Il riconoscimento delle tue notevoli qualità, lo dobbiamo ad un cantautore del calibro di Enrico Ruggeri, presente nel 2015, come super ospite, al Festival di Sanremo, che offre la sua “Tre signori”, dedicata ad Enzo Jannacci, Giorgio Gaber e a te
Grazie alla tua multiforme attività hai cercato di capire il senso e l’arcano della vita, mantenendo, in ogni ambito, una saggezza di fondo, tipica di chi ha “capito il gioco”.
La vita è precaria e tutto sommato sempre breve assai, a giudicare dal nostro desiderio di restare il più a lungo “qui”.
Con gli anni accumuliamo ricordi, ma, come ci hai spiegato, “andare a caccia di ricordi non è mai un bell’affare. Quelli belli non li puoi più catturare e quelli brutti non li puoi uccidere”.
I ricordi hanno bisogno di molto tempo per sparire. A meno che non li vai a cercare per fare pace con quel se’ impaurito, frustrato e deluso.
E, infatti, basta un nulla per riaffiorare: una voce, un suono, un’immagine, un profumo, un odore…
E poi arriva il 4 luglio del 2014, e a 63 anni, te ne sei andato.
Questa volta la falciata ti ha colpito in pieno ma, noi, restiamo ancora incantati dal tuo estro, dal tuo fare poliedrico, dalle tue infinite possibilità di esprimere non solo un uomo ma una moltitudine di uomini, di sguardi, di sfumature, di espressioni artistiche in cui ci hai raccontato la possibilità e la capacità dell’uomo di poter attraversare infinite vite in un’unica vita.
E ti lasciamo, mentre guardi la tua amata isola d’Elba a immaginare l’ultimo giorno di sole.
Cari Lettori, il ricordo di Giorgio Faletti a 10 anni dalla sua scomparsa risiede nelle immagini finali di “Notte prima degli esami” quando, il prof.
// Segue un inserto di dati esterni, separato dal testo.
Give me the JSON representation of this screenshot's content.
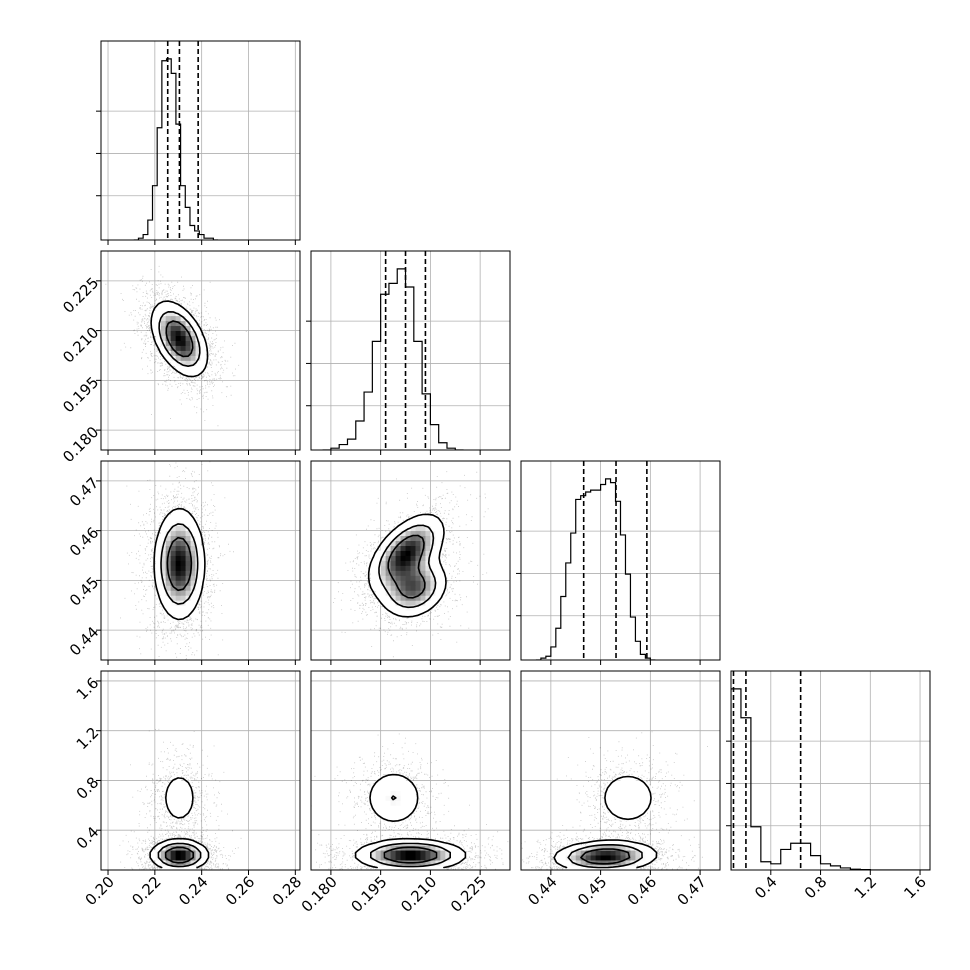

Antonio Martinelli, sorride compiaciuto di fronte alla bella esposizione del suo studente Luca Molinari.
E qui, secondo noi, che si esprime la grandiosa timidezza di Giorgio Faletti.
Ci vollero molte cene perché vincesse il blocco e mi desse il primo bacio, a casa sua. Poco dopo, mi chiese di andare a vivere insieme. (Roberta Bellesini)
Si racconta che in una notte d’inverno, un cacciatore uscì di casa, sperando di trovare la morte, per via della profonda solitudine che non sopportava più.
Imbattendosi in femmina di coyote che, in procinto di partorire, stava rischiando l’assideramento, immediatamente la copre col suo mantello e l’abbraccia per proteggerla dal gelo e dalla neve.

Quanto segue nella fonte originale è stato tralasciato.